Songcatcher begins with musicologist Lily (Janet McTeer) performing a beautifully measured version of the folk song "Barbara Allen" for her students. Everything around her speaks culture, refinement, learning. But it is only when Lily gamely ventures into the Appalachian mountains that she will hear a truer version of this same tune.

 

Although the year is 1907, Songcatcher relies on an unstated parallel with a contemporary situation: the rise of world music, with its heavy (and often dubious) emphasis on folk and primitive traditions. For a fleeting moment, Tom (Aidan Quinn) aggressively counters Lily's claim that she has come to exalt this music with the charge that she is there merely to exploit it.

 

But this is, essentially, a story of going native – in which the over-civilised Lily will throw off her shackles and discover herself.

 

Writer-director Maggie Greenwald (The Ballad of Little Jo, 1993) has an undoubted feeling for music and for nature – which, fortunately, count for almost everything here – but is less adept at shaping other elements.
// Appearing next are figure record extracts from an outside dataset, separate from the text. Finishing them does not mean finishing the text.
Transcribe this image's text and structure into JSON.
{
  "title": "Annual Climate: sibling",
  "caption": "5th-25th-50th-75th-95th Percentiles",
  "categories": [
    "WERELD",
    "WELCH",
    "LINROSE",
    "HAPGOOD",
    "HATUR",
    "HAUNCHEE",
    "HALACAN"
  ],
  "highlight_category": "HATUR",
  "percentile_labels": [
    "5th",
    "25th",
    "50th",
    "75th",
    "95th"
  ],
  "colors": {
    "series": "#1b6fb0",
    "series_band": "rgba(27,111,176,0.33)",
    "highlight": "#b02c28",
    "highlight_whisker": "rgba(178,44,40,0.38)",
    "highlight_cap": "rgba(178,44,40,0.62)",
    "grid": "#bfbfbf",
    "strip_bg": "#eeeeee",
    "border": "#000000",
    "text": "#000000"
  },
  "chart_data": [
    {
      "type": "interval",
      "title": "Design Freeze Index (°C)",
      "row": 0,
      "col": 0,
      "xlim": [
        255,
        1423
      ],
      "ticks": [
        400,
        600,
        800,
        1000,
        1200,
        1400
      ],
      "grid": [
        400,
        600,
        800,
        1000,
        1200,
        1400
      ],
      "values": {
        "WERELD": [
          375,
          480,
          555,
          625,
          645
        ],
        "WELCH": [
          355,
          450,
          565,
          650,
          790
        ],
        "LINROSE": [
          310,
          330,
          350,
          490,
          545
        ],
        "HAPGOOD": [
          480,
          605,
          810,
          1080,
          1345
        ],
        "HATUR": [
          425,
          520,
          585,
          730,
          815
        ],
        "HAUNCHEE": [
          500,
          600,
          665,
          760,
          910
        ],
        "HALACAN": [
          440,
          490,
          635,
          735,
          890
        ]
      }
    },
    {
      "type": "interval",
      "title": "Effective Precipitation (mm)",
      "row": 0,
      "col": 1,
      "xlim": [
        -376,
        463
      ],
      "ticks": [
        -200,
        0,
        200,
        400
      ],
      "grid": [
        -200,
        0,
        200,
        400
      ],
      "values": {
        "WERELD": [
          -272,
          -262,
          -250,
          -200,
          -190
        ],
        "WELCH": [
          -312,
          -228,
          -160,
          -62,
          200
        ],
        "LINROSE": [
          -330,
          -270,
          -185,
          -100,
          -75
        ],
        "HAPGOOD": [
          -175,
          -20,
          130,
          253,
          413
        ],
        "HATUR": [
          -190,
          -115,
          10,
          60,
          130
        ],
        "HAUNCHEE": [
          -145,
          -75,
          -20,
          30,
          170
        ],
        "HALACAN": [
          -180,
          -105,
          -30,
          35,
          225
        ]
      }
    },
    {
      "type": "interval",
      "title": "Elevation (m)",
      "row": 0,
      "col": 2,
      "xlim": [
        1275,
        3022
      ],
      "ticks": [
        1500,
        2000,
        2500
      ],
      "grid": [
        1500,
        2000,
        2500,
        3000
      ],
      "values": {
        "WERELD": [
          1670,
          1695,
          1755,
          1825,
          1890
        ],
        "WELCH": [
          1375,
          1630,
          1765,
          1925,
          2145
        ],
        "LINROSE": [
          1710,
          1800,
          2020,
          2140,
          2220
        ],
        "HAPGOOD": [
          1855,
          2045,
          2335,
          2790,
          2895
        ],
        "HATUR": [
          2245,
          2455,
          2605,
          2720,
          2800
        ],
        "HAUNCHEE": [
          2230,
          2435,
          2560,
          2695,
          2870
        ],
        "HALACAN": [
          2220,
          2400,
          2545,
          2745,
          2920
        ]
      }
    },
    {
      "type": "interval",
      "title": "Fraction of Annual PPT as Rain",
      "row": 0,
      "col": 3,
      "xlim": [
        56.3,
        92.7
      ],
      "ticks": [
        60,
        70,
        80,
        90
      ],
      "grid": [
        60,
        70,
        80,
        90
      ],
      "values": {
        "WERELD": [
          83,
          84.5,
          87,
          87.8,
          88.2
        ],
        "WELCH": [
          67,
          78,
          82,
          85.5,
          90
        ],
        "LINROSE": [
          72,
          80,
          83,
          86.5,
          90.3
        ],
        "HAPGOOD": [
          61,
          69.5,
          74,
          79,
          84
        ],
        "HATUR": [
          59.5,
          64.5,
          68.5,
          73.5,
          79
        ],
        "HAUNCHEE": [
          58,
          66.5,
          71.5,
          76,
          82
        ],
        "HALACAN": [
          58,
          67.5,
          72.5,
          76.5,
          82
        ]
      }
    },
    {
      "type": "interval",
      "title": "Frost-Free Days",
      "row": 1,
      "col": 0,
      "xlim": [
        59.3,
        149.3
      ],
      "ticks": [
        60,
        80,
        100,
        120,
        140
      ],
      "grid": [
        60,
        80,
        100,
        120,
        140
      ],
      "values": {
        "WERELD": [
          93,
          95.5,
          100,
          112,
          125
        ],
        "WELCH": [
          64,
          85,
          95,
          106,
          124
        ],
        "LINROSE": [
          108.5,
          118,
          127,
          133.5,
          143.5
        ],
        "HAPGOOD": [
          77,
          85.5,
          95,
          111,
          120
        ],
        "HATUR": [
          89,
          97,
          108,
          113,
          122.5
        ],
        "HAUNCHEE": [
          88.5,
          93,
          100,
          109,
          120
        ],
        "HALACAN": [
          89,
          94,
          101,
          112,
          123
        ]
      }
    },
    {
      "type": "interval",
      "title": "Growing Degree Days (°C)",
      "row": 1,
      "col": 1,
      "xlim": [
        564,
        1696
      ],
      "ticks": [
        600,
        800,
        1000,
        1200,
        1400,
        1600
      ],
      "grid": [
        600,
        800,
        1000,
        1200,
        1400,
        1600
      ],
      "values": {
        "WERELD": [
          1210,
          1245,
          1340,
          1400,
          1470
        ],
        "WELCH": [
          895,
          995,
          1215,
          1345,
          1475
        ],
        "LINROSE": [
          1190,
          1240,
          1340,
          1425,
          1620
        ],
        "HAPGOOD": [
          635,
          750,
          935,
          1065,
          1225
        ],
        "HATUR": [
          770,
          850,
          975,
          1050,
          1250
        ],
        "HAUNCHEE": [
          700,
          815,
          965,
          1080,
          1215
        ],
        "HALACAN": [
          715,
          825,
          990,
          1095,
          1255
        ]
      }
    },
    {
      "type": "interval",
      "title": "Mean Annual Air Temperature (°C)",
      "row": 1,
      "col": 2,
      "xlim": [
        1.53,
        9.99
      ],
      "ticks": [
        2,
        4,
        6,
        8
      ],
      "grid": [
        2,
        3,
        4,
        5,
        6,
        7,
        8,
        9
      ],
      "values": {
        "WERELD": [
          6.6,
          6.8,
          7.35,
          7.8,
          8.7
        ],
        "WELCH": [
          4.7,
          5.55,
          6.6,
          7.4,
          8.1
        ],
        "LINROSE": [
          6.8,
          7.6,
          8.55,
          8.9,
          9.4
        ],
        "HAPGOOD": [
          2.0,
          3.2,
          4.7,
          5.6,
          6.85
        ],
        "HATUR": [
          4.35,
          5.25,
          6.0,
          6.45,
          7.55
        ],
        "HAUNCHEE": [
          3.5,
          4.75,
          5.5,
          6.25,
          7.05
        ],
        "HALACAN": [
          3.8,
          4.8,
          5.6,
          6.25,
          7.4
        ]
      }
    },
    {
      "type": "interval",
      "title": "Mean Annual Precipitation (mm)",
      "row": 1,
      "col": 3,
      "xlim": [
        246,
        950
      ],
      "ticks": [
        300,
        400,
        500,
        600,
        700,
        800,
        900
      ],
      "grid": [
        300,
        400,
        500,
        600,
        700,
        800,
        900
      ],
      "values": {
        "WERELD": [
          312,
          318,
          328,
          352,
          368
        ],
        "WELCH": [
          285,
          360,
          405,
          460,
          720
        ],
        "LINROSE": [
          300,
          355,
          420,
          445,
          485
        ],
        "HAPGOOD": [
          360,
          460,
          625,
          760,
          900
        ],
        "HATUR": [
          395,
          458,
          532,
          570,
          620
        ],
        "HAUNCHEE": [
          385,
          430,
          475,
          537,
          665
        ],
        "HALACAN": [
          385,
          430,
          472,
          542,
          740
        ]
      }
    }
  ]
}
McTeer gives an overly mannered and theatrical performance. Plots and sub-plots involving romance and the conflict of old and new ways follow a by-the-numbers schema.

 

The influence of John Sayles hangs heavily over Songcatcher. Like him, Greenwald has intriguing ideas that never quite manage to become dynamic, cinematic fictions.  We can admire the intention, but are rarely thrilled or moved. Also like Sayles, Greenwald has a weakness for turning her tales into vehicles for political platitudes: her vision of pioneer life would be incomplete without not only a proto-feminist heroine, but also a heroic queer couple in the local school closet.

 

Greenwald is more interested in the lolling in the Arcadian idyll offered by these Appalachian mountains than in confronting the dramatic forces that inevitably alter them. Still, the days of heaven she evokes – suspended in timeless rituals of song, dance and working the land – do exude a lovely fragrance.